Sulla gestione dei servizi del gas e dell´acqua lo scenario normativo si sta velocemente modificando, e questo cambiamento ha un impatto notevole su Roma. I cittadini devono esserne informati. E gli enti locali della città devono dotarsi di una strategia.
Fino a qualche mese fa per il servizio del gas a Roma si era in attesa di una gara ad evidenza pubblica da realizzarsi entro il 2010. Adesso, i termini obbligatori della gara sono stati spostati in avanti di almeno due anni. Negli anni passati, in prospettiva della gara, gli enti locali romani avevano perseguito una strategia industriale coerente, centrata sull´integrazione fra le società locali dell´elettricità e del gas (Acea, Eni-Italgas): operare in modo congiunto su elettricità e gas consente a un soggetto integrato di presentare un´offerta competitiva, e vantaggiosa per gli utenti sia sulle tariffe sia sui costi di manutenzione delle reti (quante volte vediamo le strade di Roma aperte, chiuse e riaperte dopo pochi mesi per i lavori necessari alle diverse reti di cui sono responsabili gestori che non si coordinano fra loro?).
Adesso la gara slitta, e la concessione per la distribuzione del gas nella città di Roma − pur profondamente innovata nel 2005 rispetto alla precedente, basti pensare che la vecchia concessione riconosceva un canone di 5 milioni di lire, 2.500 euro, mentre la nuova arriva a 12 milioni di euro più Iva − non sarà assoggettata per alcuni anni ad una vera e propria valutazione competitiva.
Poiché il tavolo del Ministero dello sviluppo economico che deve definire gli ambiti territoriali ottimali per le nuove gare del gas ha quasi concluso il suo lavoro tecnico, gli enti locali romani potrebbero anticipare i termini di legge e muoversi verso la gara prima del 2012. In questa prospettiva, potrebbero riconsiderare l´integrazione elettricità-gas.
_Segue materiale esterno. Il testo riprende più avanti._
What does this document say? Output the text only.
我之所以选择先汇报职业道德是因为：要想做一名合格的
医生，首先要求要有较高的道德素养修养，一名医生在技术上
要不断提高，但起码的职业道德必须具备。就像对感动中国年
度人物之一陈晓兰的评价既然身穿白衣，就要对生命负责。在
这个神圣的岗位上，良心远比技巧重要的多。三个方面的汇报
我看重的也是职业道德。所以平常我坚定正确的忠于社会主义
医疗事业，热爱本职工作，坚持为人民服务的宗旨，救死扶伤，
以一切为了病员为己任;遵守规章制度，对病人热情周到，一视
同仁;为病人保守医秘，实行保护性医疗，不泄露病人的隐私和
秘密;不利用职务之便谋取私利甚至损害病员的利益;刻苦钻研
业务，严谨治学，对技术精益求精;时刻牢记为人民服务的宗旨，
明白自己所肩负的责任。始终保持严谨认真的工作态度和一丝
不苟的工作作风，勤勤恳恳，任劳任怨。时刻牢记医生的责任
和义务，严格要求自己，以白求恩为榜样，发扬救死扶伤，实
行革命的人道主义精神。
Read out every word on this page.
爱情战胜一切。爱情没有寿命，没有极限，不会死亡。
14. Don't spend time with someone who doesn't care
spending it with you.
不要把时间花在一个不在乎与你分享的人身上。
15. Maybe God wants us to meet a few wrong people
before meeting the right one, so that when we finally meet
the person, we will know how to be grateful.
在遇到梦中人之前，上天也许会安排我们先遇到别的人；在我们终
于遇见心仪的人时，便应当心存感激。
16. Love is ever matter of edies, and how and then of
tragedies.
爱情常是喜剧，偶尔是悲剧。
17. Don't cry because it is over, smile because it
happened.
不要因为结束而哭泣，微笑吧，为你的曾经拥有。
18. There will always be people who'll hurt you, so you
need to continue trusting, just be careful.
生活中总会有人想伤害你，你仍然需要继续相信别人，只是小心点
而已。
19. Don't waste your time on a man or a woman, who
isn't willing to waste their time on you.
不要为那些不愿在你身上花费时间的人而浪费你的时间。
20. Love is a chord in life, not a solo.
La bocciatura di questa linea industriale da parte della nuova dirigenza di Acea resta, a mio parere, uno sbaglio: uno sbaglio di cui non è chiaro quanto il Campidoglio sia tuttora consapevole.
Per quanto riguarda l´acqua, la norma che, con ogni probabilità, verrà approvata martedì prossimo dal Parlamento prevede che si potrà evitare una gara per il servizio idrico se la partecipazione del Comune in Acea scenderà fino al 30 dall´attuale 51%. Insomma, il peggiore dei mondi possibile: privatizzazione senza liberalizzazione. E´ bene ricordare che già oggi nulla impedisce al Comune di dismettere quote azionarie di Acea per finanziare, ad esempio, un tratto di metropolitana. La nuova norma, per come è congegnata, non è un incentivo al Comune affinchè venda, ma è piuttosto un ricco premio per chi dal Comune comprerà, sapendo che la concessione idrica sarà intoccabile fino al 2029.
Di questo la città dovrà discutere, ed è ovvio preannunciare una forte battaglia politica a tutela degli interessi di 3,5 milioni di cittadini di Roma e dell´intera Provincia. Ma fin da subito, e in attesa di capire quali saranno le strategie dei vari soggetti in campo sul piano industriale e societario, gli enti locali romani qualcosa potrebbero comunque fare dal punto di vista degli interessi dei cittadini-utenti: rafforzare e valorizzare le tecnostrutture indipendenti preposte al controllo della qualità dei servizi e alla verifica del rispetto dei contratti in essere: da un lato, l´Agenzia per i servizi pubblici locali del Comune, dall´altro la segreteria tecnica di ATO2 della Provincia. Concertando, perché no?, anche iniziative e valutazioni congiunte che indichino le regole e i sistemi di controllo con cui i responsabili politici della comunità locale intendano garantire i cittadini di fronte ai gestori di servizi in monopolio naturale, chiunque essi siano.